Il lui retourna un sourire d’excuse, sa façon à lui de dire « oui ». Rose soupira mais ne se mit pas en colère. Si elle avait dû rechercher de la compagnie, Albus n’aurait certainement pas été le premier candidat sur sa liste, mais puisqu’il était là…
Il aperçut la lettre qu’elle tenait dans ses mains, puis les larmes qui avaient coulé sur ses joues.
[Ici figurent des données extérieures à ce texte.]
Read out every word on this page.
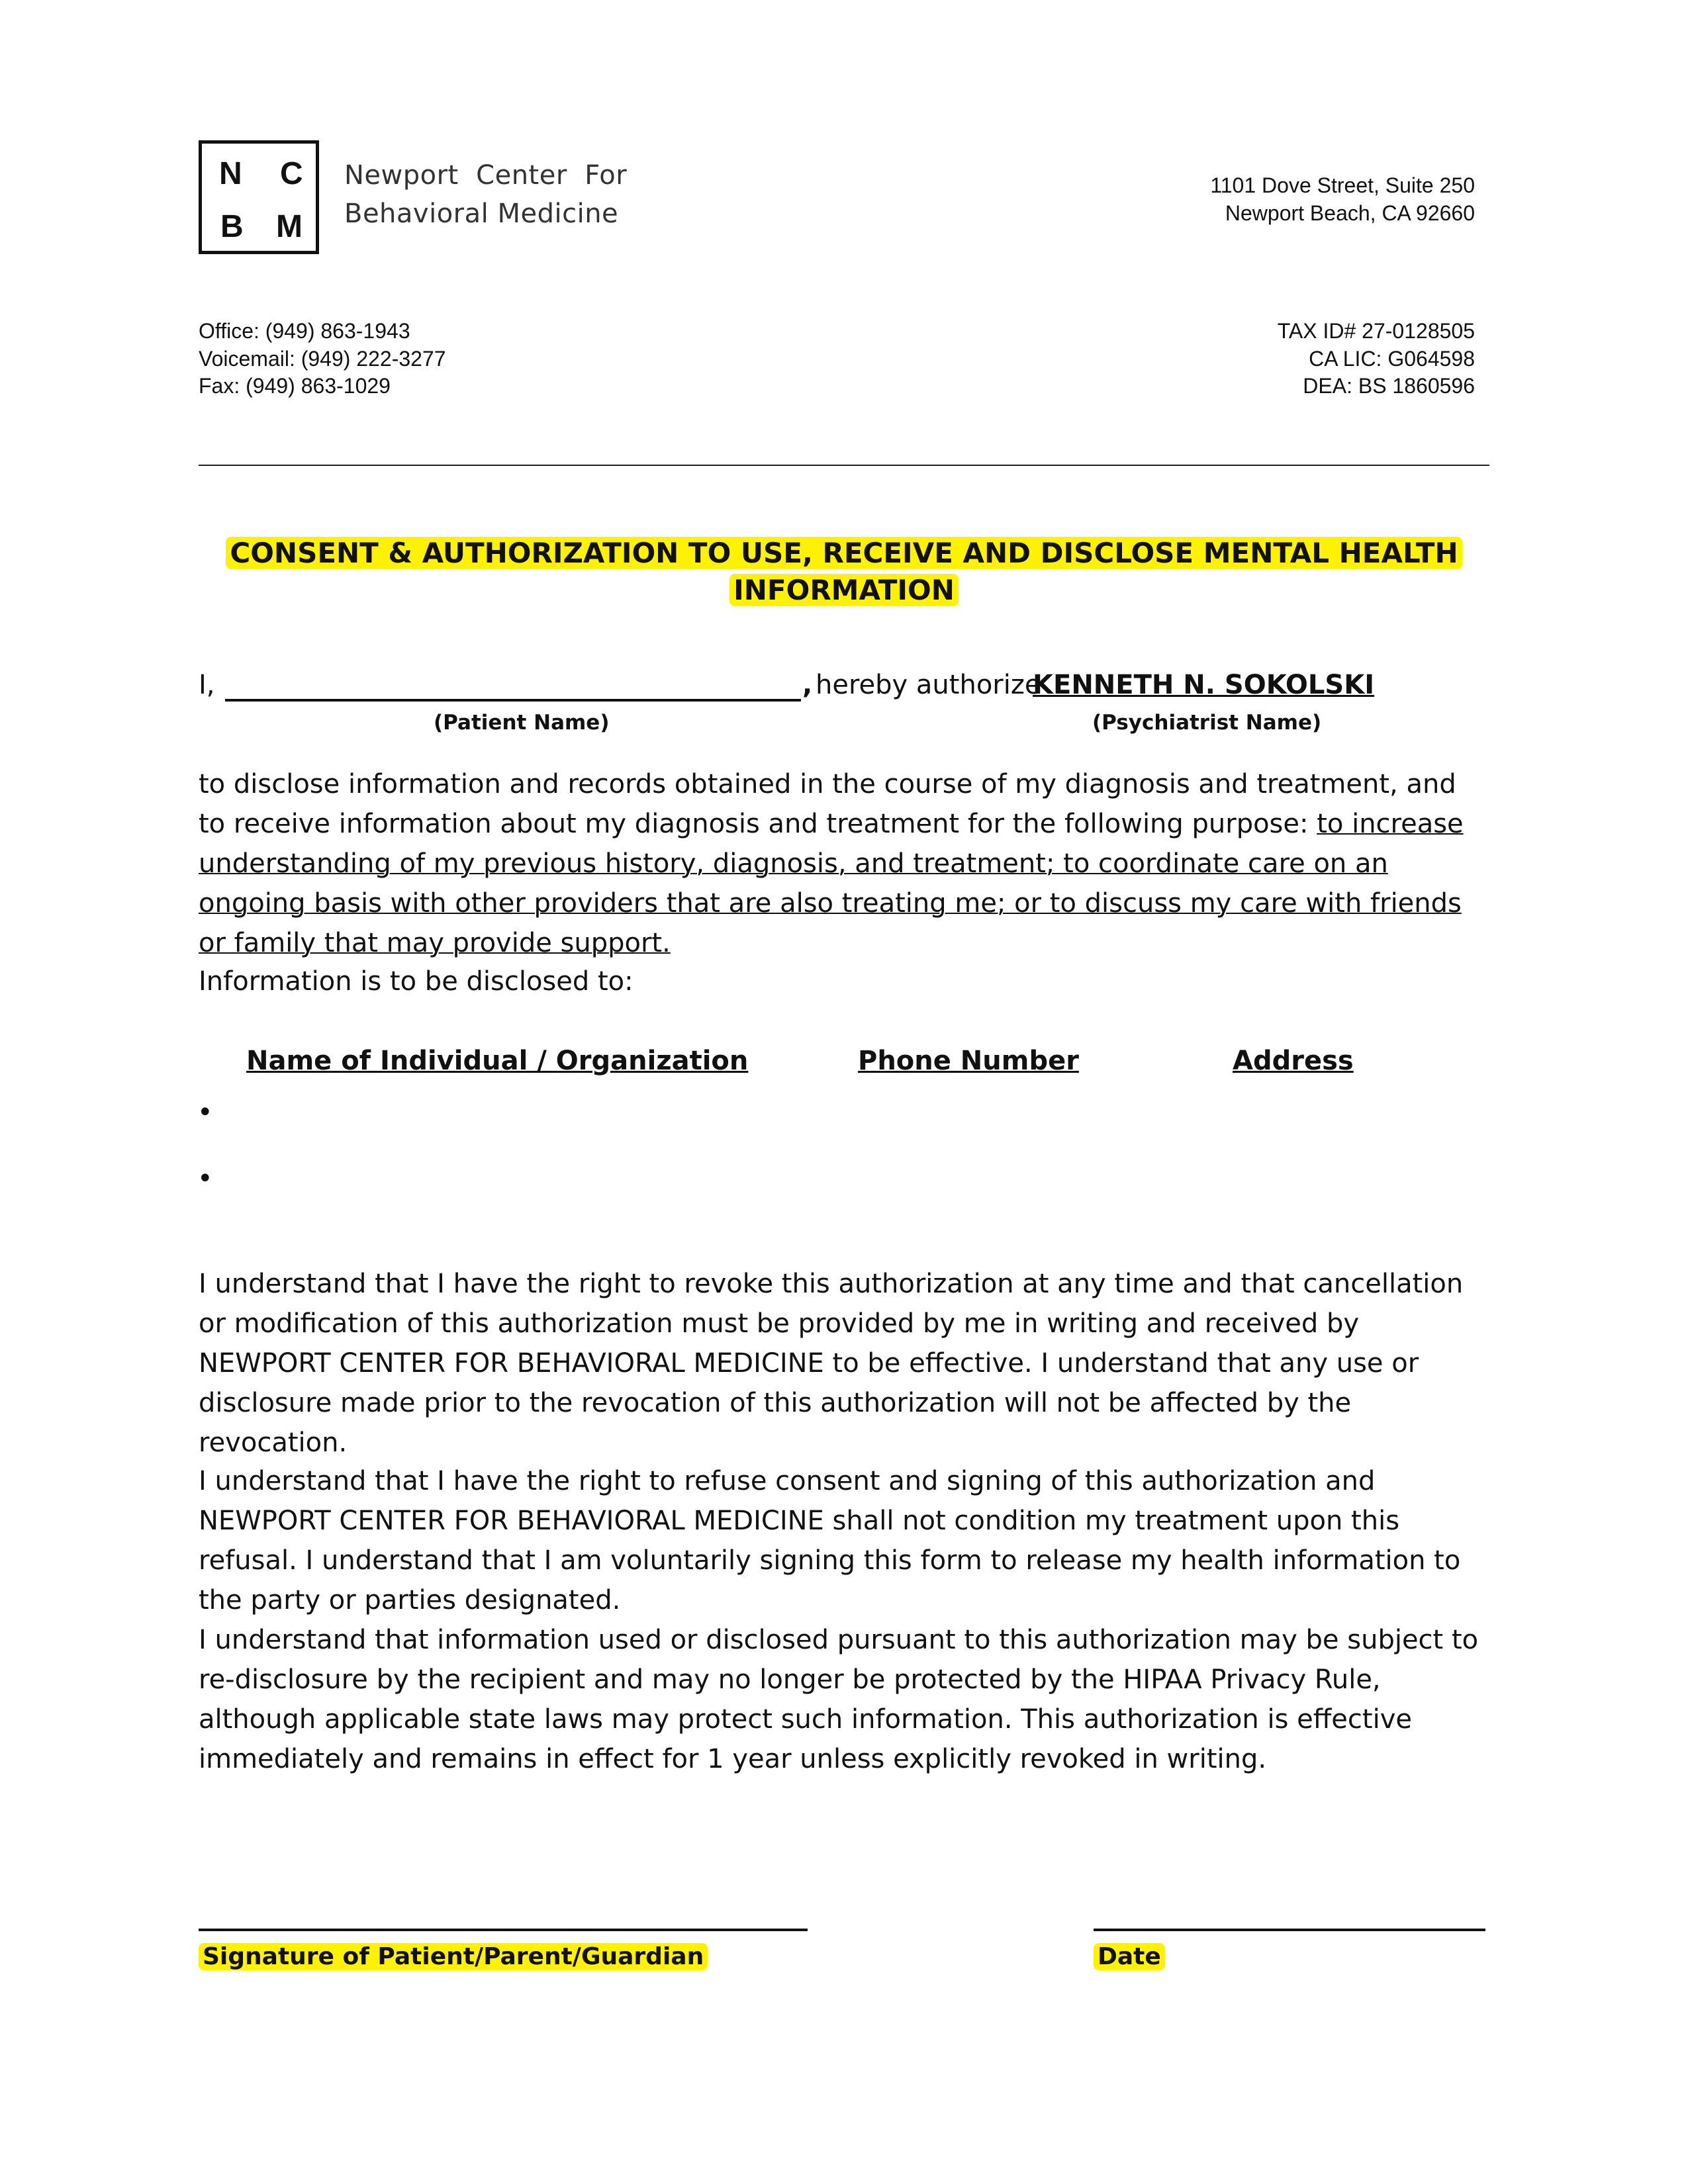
N C
B M
Newport  Center  For
Behavioral Medicine
1101 Dove Street, Suite 250
Newport Beach, CA 92660
Office: (949) 863-1943
Voicemail: (949) 222-3277
Fax: (949) 863-1029
TAX ID# 27-0128505
CA LIC: G064598
DEA: BS 1860596
CONSENT & AUTHORIZATION TO USE, RECEIVE AND DISCLOSE MENTAL HEALTH
INFORMATION
I,	, hereby authorize
KENNETH N. SOKOLSKI
(Patient Name)	(Psychiatrist Name)
to disclose information and records obtained in the course of my diagnosis and treatment, and to receive information about my diagnosis and treatment for the following purpose: to increase understanding of my previous history, diagnosis, and treatment; to coordinate care on an ongoing basis with other providers that are also treating me; or to discuss my care with friends or family that may provide support.
Information is to be disclosed to:
Name of Individual / Organization	Phone Number	Address
•
•
I understand that I have the right to revoke this authorization at any time and that cancellation or modification of this authorization must be provided by me in writing and received by NEWPORT CENTER FOR BEHAVIORAL MEDICINE to be effective. I understand that any use or disclosure made prior to the revocation of this authorization will not be affected by the revocation.
I understand that I have the right to refuse consent and signing of this authorization and NEWPORT CENTER FOR BEHAVIORAL MEDICINE shall not condition my treatment upon this refusal. I understand that I am voluntarily signing this form to release my health information to the party or parties designated.
I understand that information used or disclosed pursuant to this authorization may be subject to re-disclosure by the recipient and may no longer be protected by the HIPAA Privacy Rule, although applicable state laws may protect such information. This authorization is effective immediately and remains in effect for 1 year unless explicitly revoked in writing.
Signature of Patient/Parent/Guardian	Date
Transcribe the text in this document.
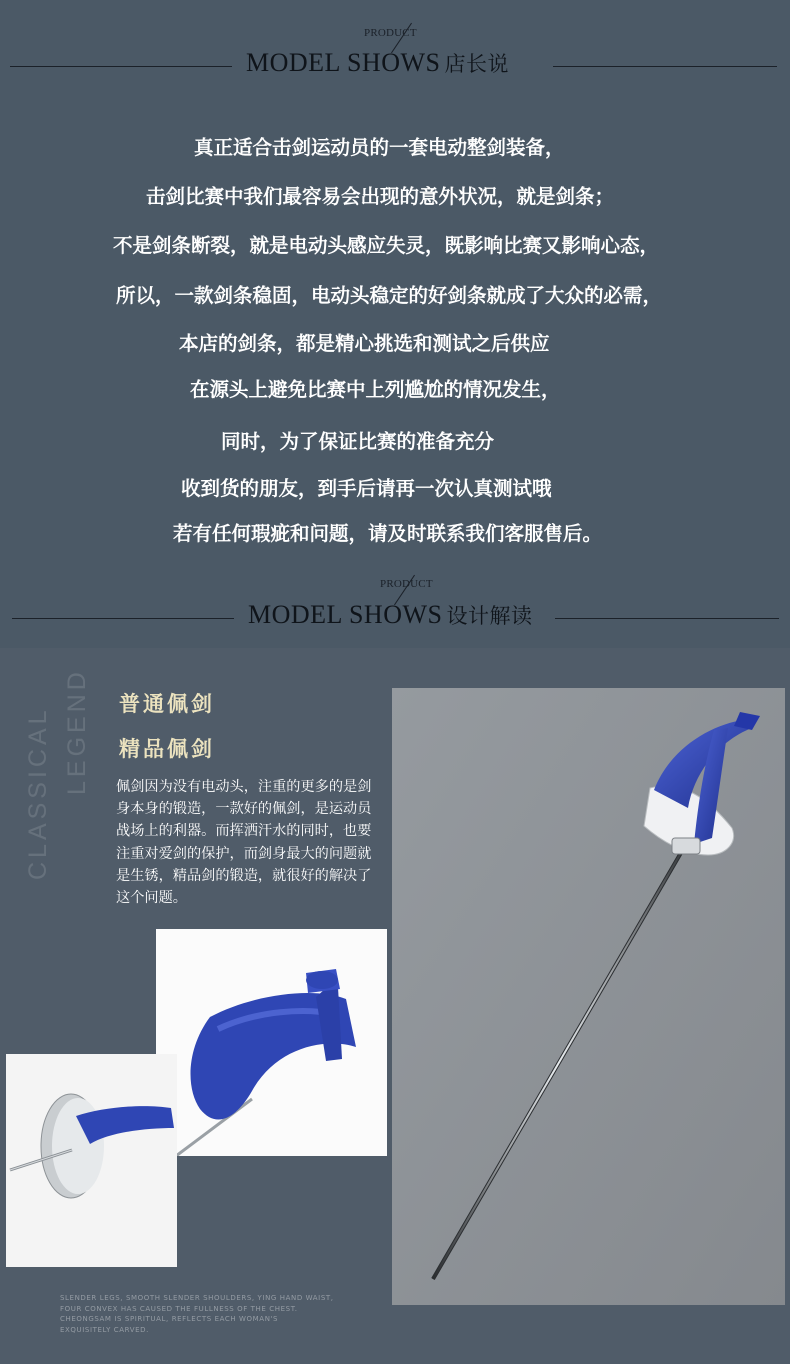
PRODUCT
MODEL SHOWS 店长说

真正适合击剑运动员的一套电动整剑装备，

击剑比赛中我们最容易会出现的意外状况，就是剑条；

不是剑条断裂，就是电动头感应失灵，既影响比赛又影响心态，

所以，一款剑条稳固，电动头稳定的好剑条就成了大众的必需，

本店的剑条，都是精心挑选和测试之后供应

在源头上避免比赛中上列尴尬的情况发生，

同时，为了保证比赛的准备充分

收到货的朋友，到手后请再一次认真测试哦

若有任何瑕疵和问题，请及时联系我们客服售后。

PRODUCT
MODEL SHOWS 设计解读
CLASSICAL LEGEND 普通佩剑
精品佩剑
佩剑因为没有电动头，注重的更多的是剑身本身的锻造，一款好的佩剑，是运动员战场上的利器。而挥洒汗水的同时，也要注重对爱剑的保护，而剑身最大的问题就是生锈，精品剑的锻造，就很好的解决了这个问题。
SLENDER LEGS, SMOOTH SLENDER SHOULDERS, YING HAND WAIST,
FOUR CONVEX HAS CAUSED THE FULLNESS OF THE CHEST.
CHEONGSAM IS SPIRITUAL, REFLECTS EACH WOMAN'S
EXQUISITELY CARVED.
- C’est la merde, hein ? dit-il simplement.
Rose haussa les épaules :
- Oui.
Et il y avait toutes ses larmes dans ce simple constat. Albus passa une main dans ses cheveux en signe de réconfort – juste assez pour la décoiffer – puis il se tut lui aussi, un exploit digne d’être mentionné.
Rose n’avait pas envie de parler. Albus l’avait compris, mais néanmoins, il ne voulait pas la laisser seule. Une fois encore, son cousin démontrait son extraordinaire capacité à comprendre l’esprit des autres. En fait, ce qui étonnait le plus Rose, c’était sa marque de sollicitude envers elle. D’habitude, ce n’était pas parce qu’Albus comprenait qu’il venait en aide. Albus ne servait que les intérêts d’Albus.
- Emily m’a dit pour Scorpius et Lily, dit-elle soudain pour entamer la conversation, mais surtout parce que ce sujet la hantait.
Albus acquiesça.
- Tu savais qu’elle me le dirait, continua Rose.
Ce n’était pas une question. Et une fois encore, Albus acquiesça.
- Pourquoi ? demanda-t-elle, en désespoir de cause. Pourquoi aurais-tu envie d’ébruiter ça ? Scorpius t’a fait confiance en t’en parlant, et il suffit qu’Emily te pose la question pour que tu lui dises tout ?
- Tu sais bien que je ne peux rien refuser à Emily…
Albus se fendit d’un sourire qui démentait ses paroles, puis reprit, sérieux :
- J’avais plusieurs raisons, dit-il. Je ne te les dirai pas toutes.
Albus et son culte du secret… Rose n’eut néanmoins pas le cœur de l’interrompre :
- La première raison, dit-il, c’était ta curiosité.
- Ma curiosité ?
- Oui. Je savais qu’Emily ne s’intéressait à Scorpius et Lily que parce que tu t’y intéressais. Or c’est tellement rare que ma cousine Rose s’intéresse à autre chose qu’à sa croisade personnelle contre le monde entier… Alors, lorsque ma cousine Rose se montre curieuse, je fais en sorte qu’elle obtienne des réponses à ses questions.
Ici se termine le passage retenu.